Ricordare momenti felici di vita vissuta, legati a odori e sapori, per recuperare olfatto e gusto dopo essersi ammalati di Covid. E’ l’intuizione della professoressa Arianna Di Stadio, ricercatore onorario presso il Laboratorio di Neuroinfiammazione del UCL Queen Square Neurology di Londra, docente di Neuroscienze all’Università di Perugia, che ha coordinato uno studio sulla connessione tra perdita di memoria e anosmia e ageusia nella sindrome del long Covid, sottomesso per la pubblicazione ad una rivista scientifica. Quando si perde la memoria si dimenticano anche gli odori e i sapori. Se, infatti, in primo luogo, la ricerca riconduce lo stato di nebbia cerebrale e la perdita di olfatto e gusto ad una neuroinfiammazione causata dall’impatto del virus sul sistema nervoso centrale, i sapori e gli odori possono essere ritrovati lavorando anche sull’aspetto emotivo: “Sono molti i ricordi legati a forti emozioni e molti di questi ci riportano alla mente certi odori e sapori.
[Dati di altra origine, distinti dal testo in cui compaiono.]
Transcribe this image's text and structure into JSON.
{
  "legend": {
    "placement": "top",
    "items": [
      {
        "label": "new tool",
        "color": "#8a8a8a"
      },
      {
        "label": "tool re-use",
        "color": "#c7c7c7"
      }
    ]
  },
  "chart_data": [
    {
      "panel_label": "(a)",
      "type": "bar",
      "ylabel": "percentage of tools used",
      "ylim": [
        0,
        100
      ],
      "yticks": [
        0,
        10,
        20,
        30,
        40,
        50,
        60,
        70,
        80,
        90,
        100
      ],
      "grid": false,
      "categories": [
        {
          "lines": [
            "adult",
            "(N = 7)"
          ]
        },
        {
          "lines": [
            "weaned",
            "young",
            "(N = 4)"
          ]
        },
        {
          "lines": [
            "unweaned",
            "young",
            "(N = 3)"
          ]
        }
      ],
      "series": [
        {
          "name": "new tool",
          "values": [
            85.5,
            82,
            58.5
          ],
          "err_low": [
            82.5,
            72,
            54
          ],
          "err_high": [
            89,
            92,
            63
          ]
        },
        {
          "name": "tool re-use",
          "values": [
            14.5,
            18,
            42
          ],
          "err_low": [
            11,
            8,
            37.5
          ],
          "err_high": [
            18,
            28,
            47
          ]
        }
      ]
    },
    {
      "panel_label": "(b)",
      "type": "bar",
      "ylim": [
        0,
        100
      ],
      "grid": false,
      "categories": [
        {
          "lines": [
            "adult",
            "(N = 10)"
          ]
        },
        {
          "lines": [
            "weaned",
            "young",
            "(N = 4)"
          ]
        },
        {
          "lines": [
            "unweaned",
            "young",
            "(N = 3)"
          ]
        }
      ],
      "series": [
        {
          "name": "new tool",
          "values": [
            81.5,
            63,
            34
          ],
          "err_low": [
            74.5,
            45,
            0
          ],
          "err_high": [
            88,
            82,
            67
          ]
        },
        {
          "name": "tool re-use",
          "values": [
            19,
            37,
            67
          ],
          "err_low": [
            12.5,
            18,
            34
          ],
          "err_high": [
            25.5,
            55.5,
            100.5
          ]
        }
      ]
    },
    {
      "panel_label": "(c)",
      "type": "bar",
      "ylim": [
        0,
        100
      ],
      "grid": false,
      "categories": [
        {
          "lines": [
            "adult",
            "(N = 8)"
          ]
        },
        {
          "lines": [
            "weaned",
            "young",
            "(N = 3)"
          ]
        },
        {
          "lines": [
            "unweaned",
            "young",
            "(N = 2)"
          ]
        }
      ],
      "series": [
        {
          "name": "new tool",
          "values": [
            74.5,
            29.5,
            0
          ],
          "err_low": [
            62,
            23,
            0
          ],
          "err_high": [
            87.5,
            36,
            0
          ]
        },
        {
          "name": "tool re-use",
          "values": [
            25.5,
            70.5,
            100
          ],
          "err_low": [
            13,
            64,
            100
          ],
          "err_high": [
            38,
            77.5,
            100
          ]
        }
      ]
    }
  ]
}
Recuperando i ricordi positivi collegati, si possono ritrovare quegli odori e quei sapori”, afferma l’esperta.  Lo studio – che si è basato sui dati raccolti dall’Ospedale San Giovanni di Roma, dall’Università di Tor Vergata e dall’ Ospedale di Fano – ha incluso 151 pazienti (102 donne e 49 uomini) non ospedalizzati con disturbi dell’olfatto persistenti (almeno 5 mesi) correlati al Covid-19. La nebbia cerebrale o ‘brain fog’ era presente nel 60% dei pazienti con anosmia, la cefalea nel 61,8%. In entrambi i casi parliamo di popolazione Long Covid.

“Il nostro studio ha identificato una correlazione tra nebbia cerebrale, brain fog, e anosmia e a supposto che l’alterazione della memoria possa avere un impatto negativo sulla capacità olfattiva – spiega Di Stadio – Il Covid presenta un’ampia gamma di manifestazioni cliniche e durata dei sintomi. Il virus attraverso il naso può diffondersi sia all’encefalo che al resto del corpo determinando appunto una patologia multiorgano. In particolare, l’infezione dell’encefalo è responsabile di sintomi come anosmia, problemi di memoria e nebbia cerebrale ed altri sintomi neurologici che, se persistenti, sono annoverati nella cosiddetta sindrome long Covid. Nello studio abbiamo analizzato la prevalenza del deficit di memoria in una corte di pazienti con disturbi olfattivi e abbiamo osservato come per il 60% erano affetti da nebbia cerebrale e per il 61,8% da mal di testa. Da un lato il bulbo olfattivo, area di ingresso del virus nel cervello, potrebbe aver aumentato la suscettibilità all’infiammazione, mentre un’infiammazione più diffusa del cervello provoca la nebbia cerebrale. Dall’altro i pazienti con nebbia cerebrale hanno maggiori difficoltà a ricordare correttamente gli odori. Dunque, sia la nebbia cerebrale sia la perdita di olfatto possono derivare dalla diffusione del virus nelle aree della memoria dove risiede la funzione cognitiva ed essere manifestazioni di neuroinfiammazione diffusa”. “La neuroinfiammazione Sars-Cov-2 è potenzialmente un percorso comune, che potrebbe spiegare il mal di testa persistente e la nebbia cerebrale in associazione con l’anosmia – afferma ancora l’esperta – I trattamenti farmacologici per ridurre la neuroinfiammazione potrebbero, dunque, avere un ruolo nel ridurre la sofferenza del mal di testa e della nebbia cerebrale e nel promuovere il recupero della funzione olfattiva.  In particolare, PEALut (palmitoiletanolamide co-ultramicronizzata con Luteolina), un ultramicrocomposito antineurofiammatorio e insieme antiossidante, in grado di riparare il danno neuronale, è promettente per alleviare i sintomi neurocognitivi e promuovere il recupero olfattivo come dimostrato dallo studio pubblicato su European Review of Medical and Pharmacological Science. La molecola è, infatti, in grado di intervenire sul processo neuroinfiammatorio modulando l’azione delle cellule non-neuronali e l’effetto dello stress ossidativo grazie all’azione antiossidante della luteolina”.